By Sophia Lopez, October 8 2020 —

Aside from the busy start to the fall semester, many students are still on the hunt for jobs this year. Due to the pandemic, many of our regular day-to-day experiences and schedules had to change — including interviews.

Virtual interviews can be seen as a life-saver for many students, but a nightmare for others. Joshua Bourdage, Associate Professor in the Department of Psychology at the University of Calgary, has some suggestions to follow in order to achieve the best chance of success during virtual interviews — whether they’re synchronous or asynchronous.

Bourdage, who’s area of research includes job interviews, discusses how sitting in front of a camera and talking can cause many people to feel anxious, but that if enough time and effort is put into the preparation for the interview, then that anxiety level can be reduced.

“There’s a lot of other considerations, it’s not just about showing up on time,” said Bourdage. “Ideally you should just try to be very organized.”

Being prepared beforehand, such as making sure your camera and microphone are working or practicing with a friend, is crucial in setting a good impression. Paying attention to the little details in turn will allow people to feel more relaxed when it’s time for the interview.

Many companies have started distancing themselves away from asking “basic” questions, such as “What are your strengths?” or “Describe yourself in three words.”

Bourdage mentions that “you’re more likely these days, particularly as students, to encounter behavioural questions.” These questions, he says, can consist of describing how you acted in a stressful situation or different environments. So, it’s key to look back at your past experiences in order to be ready for those types of questions, and “really making sure you have a good understanding of what your strengths are relevant to the job,” he adds.

With many interviews taking place online, it can often be difficult to have the same connection with the interviewer and be just as integrated while looking at a camera, whether it’s a live or recorded interview. Treating the camera as a person is a very critical part of the interview. “It’s still a social interaction, so regardless of whether someone is watching that video later or they’re interacting with you in real time they’re looking for the same thing, those non verbal things, the smiling, the nodding, the eye contact,” Bourdage explains. “They’re still trying to get to know you as a person”

Also touching on the idea of being authentic, Bourdage suggests to stay away from a “fake it until you make it” mentality during an interview, and how it’s not a good idea if you want to get a job.
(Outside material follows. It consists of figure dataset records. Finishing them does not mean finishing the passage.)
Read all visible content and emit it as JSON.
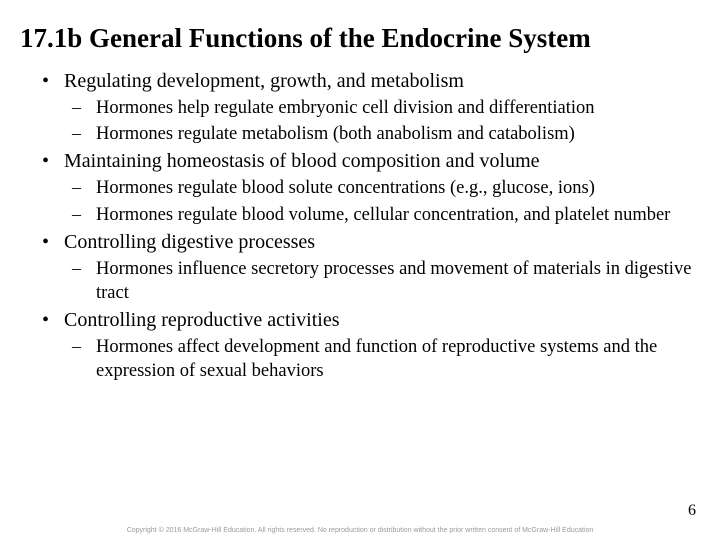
{
  "title": "17.1b General Functions of the Endocrine System",
  "bullets": [
    {
      "text": "Regulating development, growth, and metabolism",
      "sub": [
        "Hormones help regulate embryonic cell division and differentiation",
        "Hormones regulate metabolism (both anabolism and catabolism)"
      ]
    },
    {
      "text": "Maintaining homeostasis of blood composition and volume",
      "sub": [
        "Hormones regulate blood solute concentrations (e.g., glucose, ions)",
        "Hormones regulate blood volume, cellular concentration, and platelet number"
      ]
    },
    {
      "text": "Controlling digestive processes",
      "sub": [
        "Hormones influence secretory processes and movement of materials in digestive tract"
      ]
    },
    {
      "text": "Controlling reproductive activities",
      "sub": [
        "Hormones affect development and function of reproductive systems and the expression of sexual behaviors"
      ]
    }
  ],
  "pageNumber": "6",
  "copyright": "Copyright © 2016 McGraw-Hill Education. All rights reserved. No reproduction or distribution without the prior written consent of McGraw-Hill Education"
}
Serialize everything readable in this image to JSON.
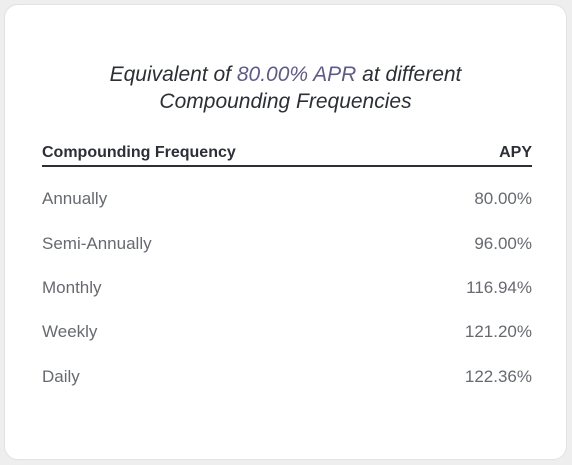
{
  "title": {
    "prefix": "Equivalent of ",
    "highlight": "80.00% APR",
    "suffix": " at different",
    "line2": "Compounding Frequencies"
  },
  "table": {
    "headers": [
      "Compounding Frequency",
      "APY"
    ],
    "rows": [
      {
        "frequency": "Annually",
        "apy": "80.00%"
      },
      {
        "frequency": "Semi-Annually",
        "apy": "96.00%"
      },
      {
        "frequency": "Monthly",
        "apy": "116.94%"
      },
      {
        "frequency": "Weekly",
        "apy": "121.20%"
      },
      {
        "frequency": "Daily",
        "apy": "122.36%"
      }
    ]
  },
  "colors": {
    "highlight": "#5e5a8c",
    "text_dark": "#2c2f36",
    "text_muted": "#666a70"
  }
}
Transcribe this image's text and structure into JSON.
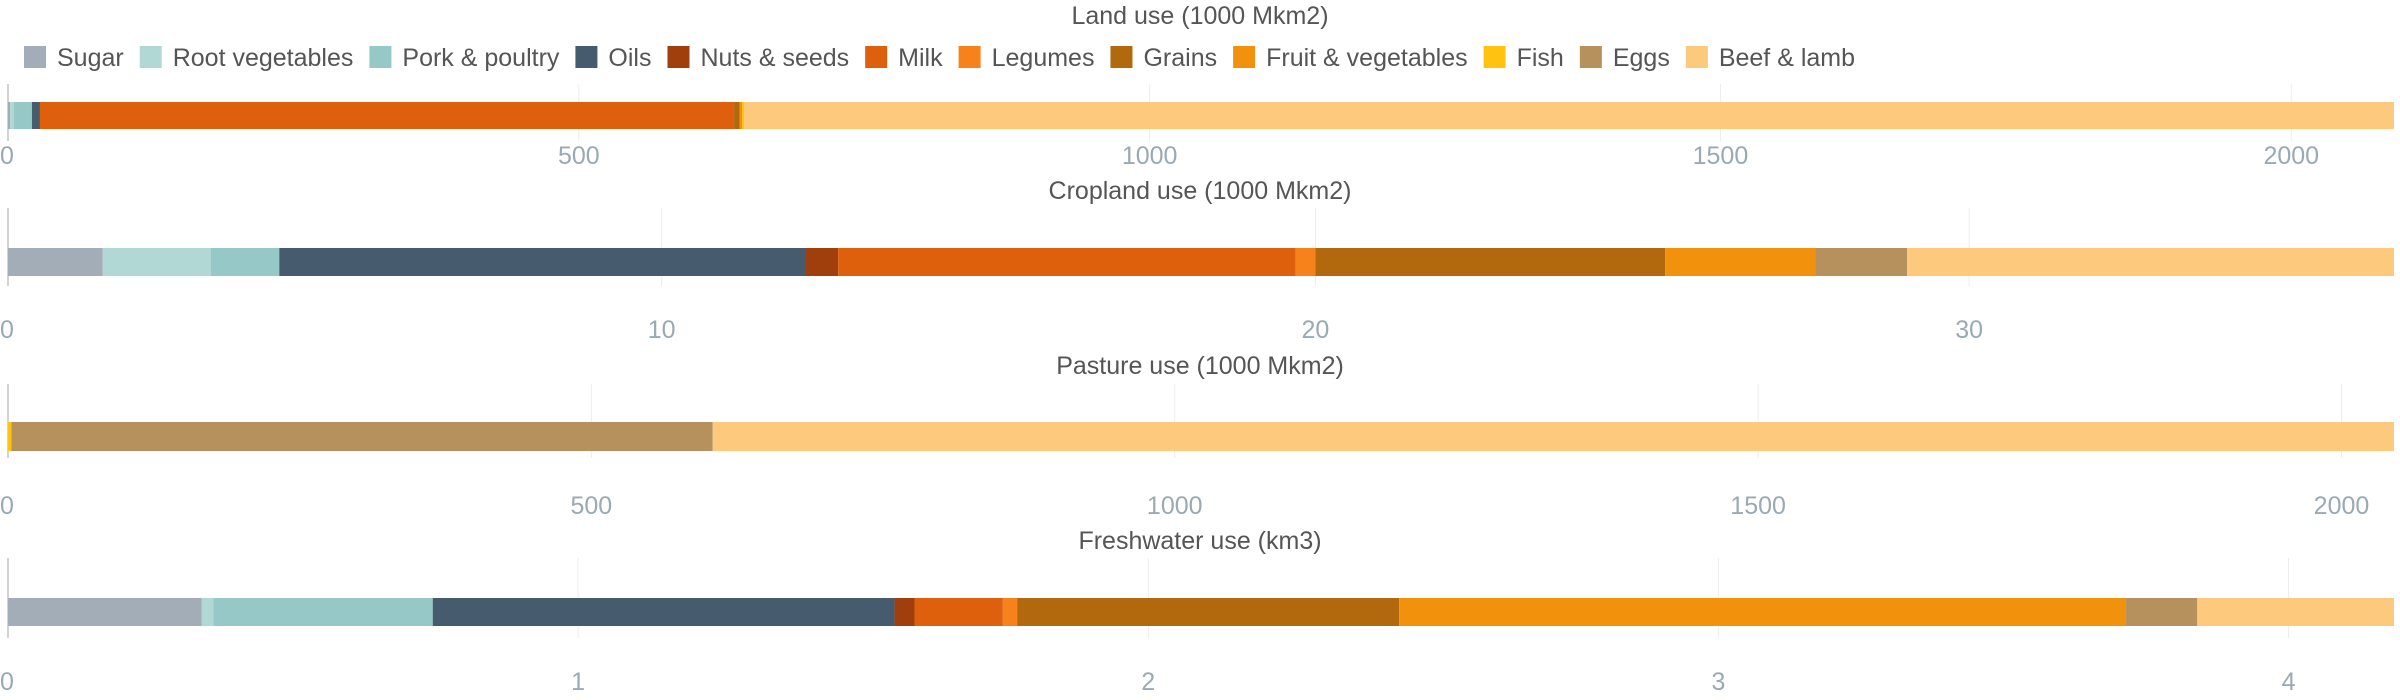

He makes it clear that the most important thing to do is to focus on what you can truly bring to the company in the position you’re applying for.

“Probably the best thing you can do is what’s called ‘honest impression management,’ which is actually putting in the leg work to figure out what are the ways that you genuinely fit with the company and with the job,” He explains.

Overall, although stresses and busy life schedules can get in the way of people feeling ready for an interview, it’s important to realize that having virtual interviews is still something everyone is getting used to. By preparing well in advance, including seeking others for help and staying authentic, students can expect a greater chance of a successful virtual interview.